Un'anima pura coperta da un'ombra - Persona 5
Prompt: Attacco
Genere: introspettivo, angst (non direi missing moment perché nessuno parla dei passati delle ombre)
Personaggi: Yaksini, Joker, OC
Per la storia mi sono ispirata alle Yakshini.
Un'anima pura coperta da un'ombra
Yaksini vagava per il Palazzo senza una vera meta. Cercava solo qualcuno da poter attaccare, qualcuno da mangiare. Possibilmente sarebbe stato meglio un umano, ma sarebbe potuta sopravvivere anche con qualche altra ombra se proprio non avesse trovato di meglio.
Aveva combattuto spesso per vivere.
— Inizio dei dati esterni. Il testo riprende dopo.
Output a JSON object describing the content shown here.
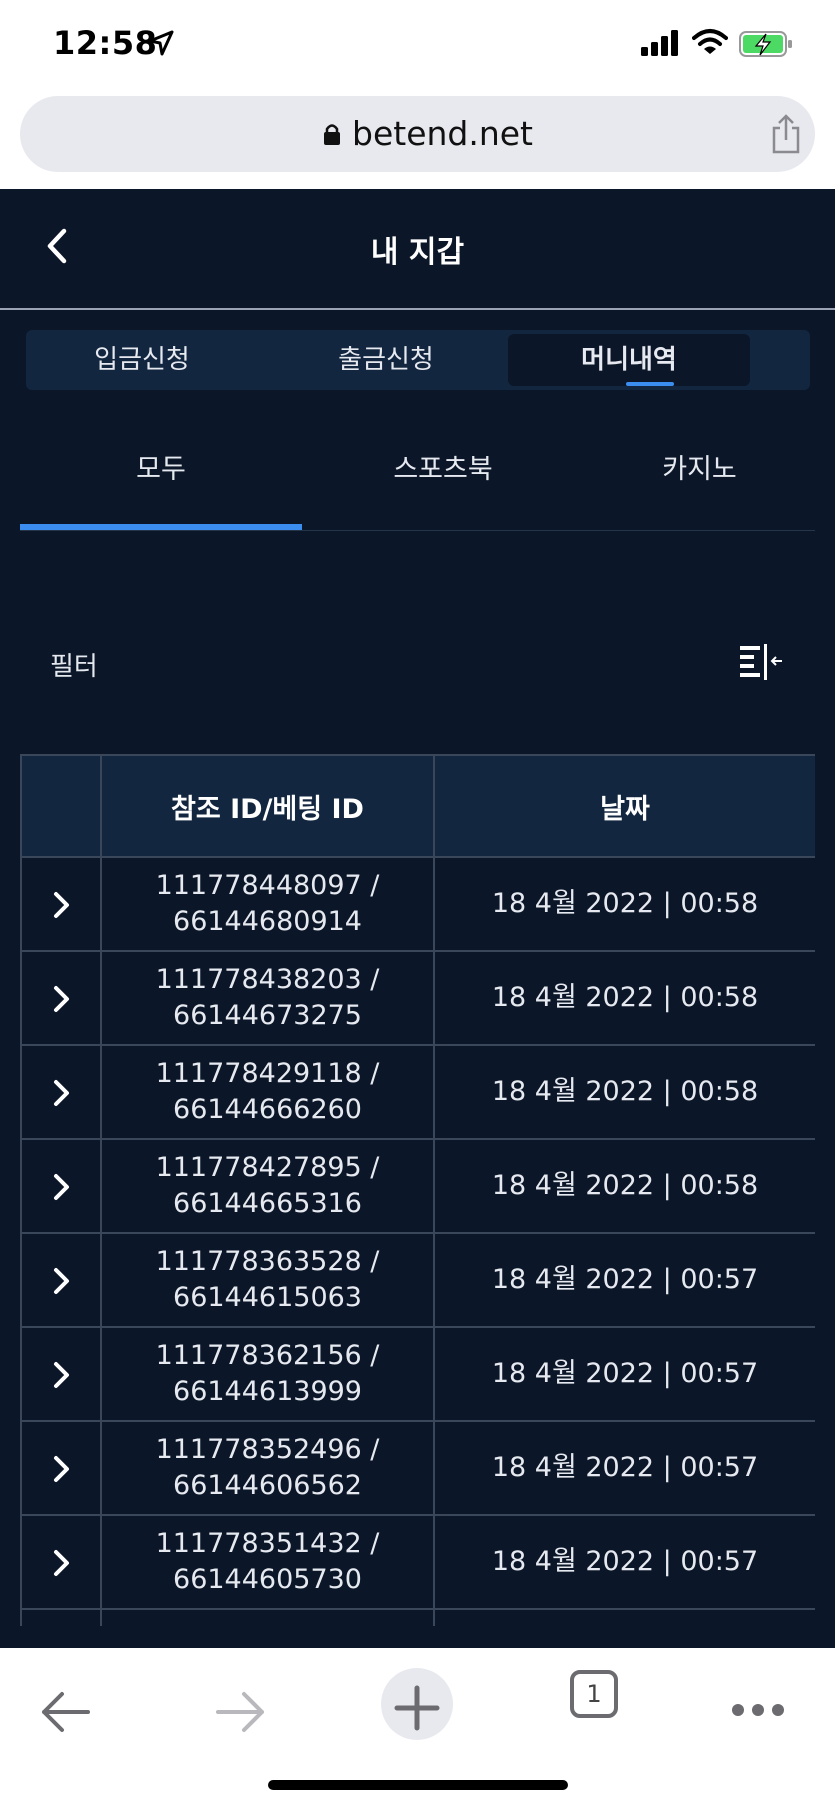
{
  "status_bar": {
    "time": "12:58"
  },
  "browser": {
    "url": "betend.net",
    "tab_count": "1"
  },
  "header": {
    "title": "내 지갑"
  },
  "segment_tabs": [
    {
      "label": "입금신청",
      "active": false
    },
    {
      "label": "출금신청",
      "active": false
    },
    {
      "label": "머니내역",
      "active": true
    }
  ],
  "category_tabs": [
    {
      "label": "모두",
      "active": true
    },
    {
      "label": "스포츠북",
      "active": false
    },
    {
      "label": "카지노",
      "active": false
    }
  ],
  "filter": {
    "label": "필터"
  },
  "table": {
    "headers": [
      "",
      "참조 ID/베팅 ID",
      "날짜"
    ],
    "rows": [
      {
        "id": "111778448097 /",
        "bet": "66144680914",
        "date": "18 4월 2022 | 00:58"
      },
      {
        "id": "111778438203 /",
        "bet": "66144673275",
        "date": "18 4월 2022 | 00:58"
      },
      {
        "id": "111778429118 /",
        "bet": "66144666260",
        "date": "18 4월 2022 | 00:58"
      },
      {
        "id": "111778427895 /",
        "bet": "66144665316",
        "date": "18 4월 2022 | 00:58"
      },
      {
        "id": "111778363528 /",
        "bet": "66144615063",
        "date": "18 4월 2022 | 00:57"
      },
      {
        "id": "111778362156 /",
        "bet": "66144613999",
        "date": "18 4월 2022 | 00:57"
      },
      {
        "id": "111778352496 /",
        "bet": "66144606562",
        "date": "18 4월 2022 | 00:57"
      },
      {
        "id": "111778351432 /",
        "bet": "66144605730",
        "date": "18 4월 2022 | 00:57"
      }
    ]
  },
  "colors": {
    "background": "#0b1628",
    "accent": "#3b8ef0",
    "panel": "#13263f"
  }
}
Attaccando Ombre ignare alle spalle senza dar loro la speranza di sopravvivere e non era pentita, perché da quei combattimenti dipendeva la sua sopravvivenza.
Non sapeva da quanti anni fosse lì, ma anche se da qualche parte in lei sentiva di non essere sempre stata lì, non ricordava altro. Erano passati forse centinaia di anni da quando lei era cambiata, da quando qualcosa l’aveva portata in quel luogo senza uscita.
Lei continuava a percorrere sempre lo stesso tratto di corridoio avanti e indietro, sperando di incontrare una preda che avesse un’anima, magari, per quanto non fosse nemmeno sicura di sapere cosa fosse.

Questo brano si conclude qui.